Also we are either thinking of entirely building the tank, or buying a basic tank then putting in dividers and filter.

So Just a few more questions LOL, what would be easier? Building the whole thing or starting of with a base?

If you did build it would it be easier with a wooden frame?

I'm thinking about a 10 gallon tank being the minimum size so 2.5g per betta as a minimum, would that be okay for them?

Does anyone know of some really good sites with building a tank? LOl sorry for all the questions, I just love the idea of the inbuilt filter and making a tank, plus I got my Dad intrested, thats more then i can say for the other daughter/father bonding things I've tried. Me and my Dad are way to similar in some aspects so often plans for building something have ended up with both of us refusing to listen to the other LOL.

Thanks
Emma


----------



## T4987 (Nov 25, 2006)

Before you try to make a custom tank you might want to practice on another tank. buy a cheap small glass tank and take it apart and reseal it. If your cutting glass yourself which I don't suggest cut a piece for one side of the practice tank and see if it fits. I think you should get glass cut at a store that way you don't have to worry about that part. Its just a suggestion but I wouldn't want to start a custom mistake and pull one of those beginner mistakes.

I'm not sure how well wood does for framing a tank. It might swell when wet or with seasonal temperature changes. I would buy a plastic frame if you looked there are probably stores online that sell the top and bottom frame of the tanks for several sizes.

I think that would be called something like a 5 stage filter. Maybe not 5 but multiple stage filter. I think the usually have a sponge, filter floss, activated carbon, and other stuff. If your going to put this in your tank you are going to want more than a 10g because this will take up space and you wont really have as much space for the fish. 

Go for a 15g long if you can would give the betas a little more room.

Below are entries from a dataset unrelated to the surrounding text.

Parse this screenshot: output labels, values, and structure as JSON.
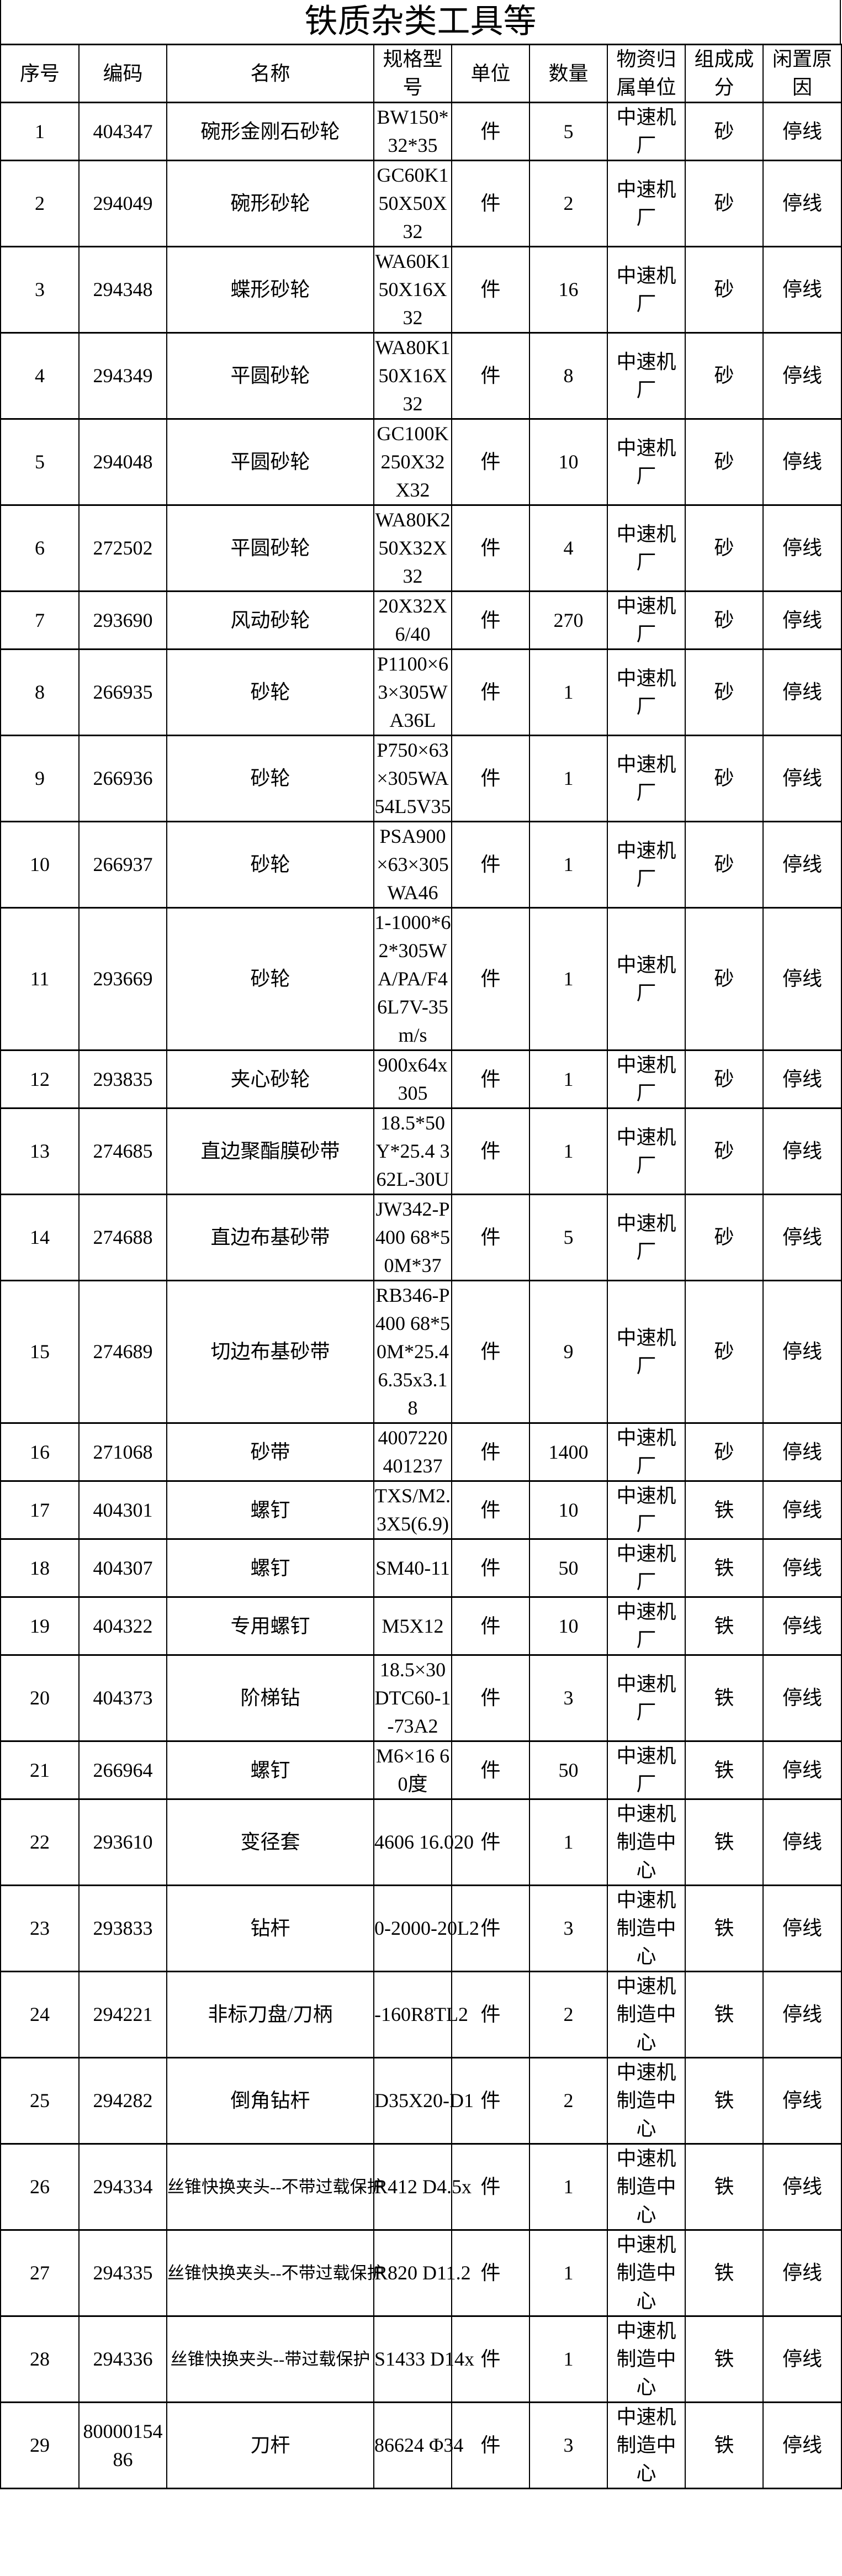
{
  "title": "铁质杂类工具等",
  "headers": [
    "序号",
    "编码",
    "名称",
    "规格型号",
    "单位",
    "数量",
    "物资归属单位",
    "组成成分",
    "闲置原因"
  ],
  "rows": [
    {
      "no": "1",
      "code": "404347",
      "name": "碗形金刚石砂轮",
      "spec": "BW150*32*35",
      "unit": "件",
      "qty": "5",
      "dept": "中速机厂",
      "material": "砂",
      "reason": "停线"
    },
    {
      "no": "2",
      "code": "294049",
      "name": "碗形砂轮",
      "spec": "GC60K150X50X32",
      "unit": "件",
      "qty": "2",
      "dept": "中速机厂",
      "material": "砂",
      "reason": "停线"
    },
    {
      "no": "3",
      "code": "294348",
      "name": "蝶形砂轮",
      "spec": "WA60K150X16X32",
      "unit": "件",
      "qty": "16",
      "dept": "中速机厂",
      "material": "砂",
      "reason": "停线"
    },
    {
      "no": "4",
      "code": "294349",
      "name": "平圆砂轮",
      "spec": "WA80K150X16X32",
      "unit": "件",
      "qty": "8",
      "dept": "中速机厂",
      "material": "砂",
      "reason": "停线"
    },
    {
      "no": "5",
      "code": "294048",
      "name": "平圆砂轮",
      "spec": "GC100K250X32X32",
      "unit": "件",
      "qty": "10",
      "dept": "中速机厂",
      "material": "砂",
      "reason": "停线"
    },
    {
      "no": "6",
      "code": "272502",
      "name": "平圆砂轮",
      "spec": "WA80K250X32X32",
      "unit": "件",
      "qty": "4",
      "dept": "中速机厂",
      "material": "砂",
      "reason": "停线"
    },
    {
      "no": "7",
      "code": "293690",
      "name": "风动砂轮",
      "spec": "20X32X6/40",
      "unit": "件",
      "qty": "270",
      "dept": "中速机厂",
      "material": "砂",
      "reason": "停线"
    },
    {
      "no": "8",
      "code": "266935",
      "name": "砂轮",
      "spec": "P1100×63×305WA36L",
      "unit": "件",
      "qty": "1",
      "dept": "中速机厂",
      "material": "砂",
      "reason": "停线"
    },
    {
      "no": "9",
      "code": "266936",
      "name": "砂轮",
      "spec": "P750×63×305WA54L5V35",
      "unit": "件",
      "qty": "1",
      "dept": "中速机厂",
      "material": "砂",
      "reason": "停线"
    },
    {
      "no": "10",
      "code": "266937",
      "name": "砂轮",
      "spec": "PSA900×63×305WA46",
      "unit": "件",
      "qty": "1",
      "dept": "中速机厂",
      "material": "砂",
      "reason": "停线"
    },
    {
      "no": "11",
      "code": "293669",
      "name": "砂轮",
      "spec": "1-1000*62*305WA/PA/F46L7V-35m/s",
      "unit": "件",
      "qty": "1",
      "dept": "中速机厂",
      "material": "砂",
      "reason": "停线"
    },
    {
      "no": "12",
      "code": "293835",
      "name": "夹心砂轮",
      "spec": "900x64x305",
      "unit": "件",
      "qty": "1",
      "dept": "中速机厂",
      "material": "砂",
      "reason": "停线"
    },
    {
      "no": "13",
      "code": "274685",
      "name": "直边聚酯膜砂带",
      "spec": "18.5*50Y*25.4 362L-30U",
      "unit": "件",
      "qty": "1",
      "dept": "中速机厂",
      "material": "砂",
      "reason": "停线"
    },
    {
      "no": "14",
      "code": "274688",
      "name": "直边布基砂带",
      "spec": "JW342-P400 68*50M*37",
      "unit": "件",
      "qty": "5",
      "dept": "中速机厂",
      "material": "砂",
      "reason": "停线"
    },
    {
      "no": "15",
      "code": "274689",
      "name": "切边布基砂带",
      "spec": "RB346-P400 68*50M*25.4 6.35x3.18",
      "unit": "件",
      "qty": "9",
      "dept": "中速机厂",
      "material": "砂",
      "reason": "停线"
    },
    {
      "no": "16",
      "code": "271068",
      "name": "砂带",
      "spec": "4007220401237",
      "unit": "件",
      "qty": "1400",
      "dept": "中速机厂",
      "material": "砂",
      "reason": "停线"
    },
    {
      "no": "17",
      "code": "404301",
      "name": "螺钉",
      "spec": "TXS/M2.3X5(6.9)",
      "unit": "件",
      "qty": "10",
      "dept": "中速机厂",
      "material": "铁",
      "reason": "停线"
    },
    {
      "no": "18",
      "code": "404307",
      "name": "螺钉",
      "spec": "SM40-11",
      "unit": "件",
      "qty": "50",
      "dept": "中速机厂",
      "material": "铁",
      "reason": "停线"
    },
    {
      "no": "19",
      "code": "404322",
      "name": "专用螺钉",
      "spec": "M5X12",
      "unit": "件",
      "qty": "10",
      "dept": "中速机厂",
      "material": "铁",
      "reason": "停线"
    },
    {
      "no": "20",
      "code": "404373",
      "name": "阶梯钻",
      "spec": "18.5×30 DTC60-1-73A2",
      "unit": "件",
      "qty": "3",
      "dept": "中速机厂",
      "material": "铁",
      "reason": "停线"
    },
    {
      "no": "21",
      "code": "266964",
      "name": "螺钉",
      "spec": "M6×16 60度",
      "unit": "件",
      "qty": "50",
      "dept": "中速机厂",
      "material": "铁",
      "reason": "停线"
    },
    {
      "no": "22",
      "code": "293610",
      "name": "变径套",
      "spec": "4606  16.020",
      "unit": "件",
      "qty": "1",
      "dept": "中速机制造中心",
      "material": "铁",
      "reason": "停线",
      "clip": true
    },
    {
      "no": "23",
      "code": "293833",
      "name": "钻杆",
      "spec": "0-2000-20L2",
      "unit": "件",
      "qty": "3",
      "dept": "中速机制造中心",
      "material": "铁",
      "reason": "停线",
      "clip": true
    },
    {
      "no": "24",
      "code": "294221",
      "name": "非标刀盘/刀柄",
      "spec": "-160R8TL2",
      "unit": "件",
      "qty": "2",
      "dept": "中速机制造中心",
      "material": "铁",
      "reason": "停线",
      "clip": true
    },
    {
      "no": "25",
      "code": "294282",
      "name": "倒角钻杆",
      "spec": "D35X20-D1",
      "unit": "件",
      "qty": "2",
      "dept": "中速机制造中心",
      "material": "铁",
      "reason": "停线",
      "clip": true
    },
    {
      "no": "26",
      "code": "294334",
      "name": "丝锥快换夹头--不带过载保护",
      "spec": "R412 D4.5x",
      "unit": "件",
      "qty": "1",
      "dept": "中速机制造中心",
      "material": "铁",
      "reason": "停线",
      "clip": true
    },
    {
      "no": "27",
      "code": "294335",
      "name": "丝锥快换夹头--不带过载保护",
      "spec": "R820 D11.2",
      "unit": "件",
      "qty": "1",
      "dept": "中速机制造中心",
      "material": "铁",
      "reason": "停线",
      "clip": true
    },
    {
      "no": "28",
      "code": "294336",
      "name": "丝锥快换夹头--带过载保护",
      "spec": "S1433 D14x",
      "unit": "件",
      "qty": "1",
      "dept": "中速机制造中心",
      "material": "铁",
      "reason": "停线",
      "clip": true
    },
    {
      "no": "29",
      "code": "8000015486",
      "name": "刀杆",
      "spec": "86624  Φ34",
      "unit": "件",
      "qty": "3",
      "dept": "中速机制造中心",
      "material": "铁",
      "reason": "停线",
      "clip": true
    }
  ]
}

I dont know any sites to help you with this but check on this forum and a few more they might be able to help.


----------



## cuticom (Dec 14, 2006)

We definately wouldnt be cutting glass ourselves LOL

From hwta I could get out of Dad, using a wodden frame would mean the glass is attatched to the frame as well as sealed to each piece, so when putting it together it's easier for everything to stick.

We cant practice on a smaller tank, they cost at least $50 each from our local pet store, anything smaller then about two foot is molded plastic

Thanks
Emma


----------



## T4987 (Nov 25, 2006)

I was thinking more of the walmart 5g glass tanks usually $5-10. I'm not sure how well wood will work but it sounds like it would look great.


----------



## cuticom (Dec 14, 2006)

I live in country Australia, so no walmarts etc. Just a good old independant warehouse style pet store, that of course sells saddles, bridles, massive troughs etc LOL. Oh and a few tanks of fish LOL.

I'll have a look at prices and designs and see how it goes. We did work out what to do with the Bettas if all else fails at least LOL. My Mum has a ten gallon aquarium she uses for taddies, which are rescued from the pool. We can stick dividers and a small filter and heater in that and it'll do, wouldnt look that good tho LOL.


----------



## cuticom (Dec 14, 2006)

Hmm just chatting to Dad, as we hadve the betta dilemma sorted, I can do what i wnat with a tank, and Dad hasnt vetoed a large tank yet either. He does wnat plans that are proven to work before we start tho. So who has instructions and photos on building a tank, any type of tank? LOL

Emma


----------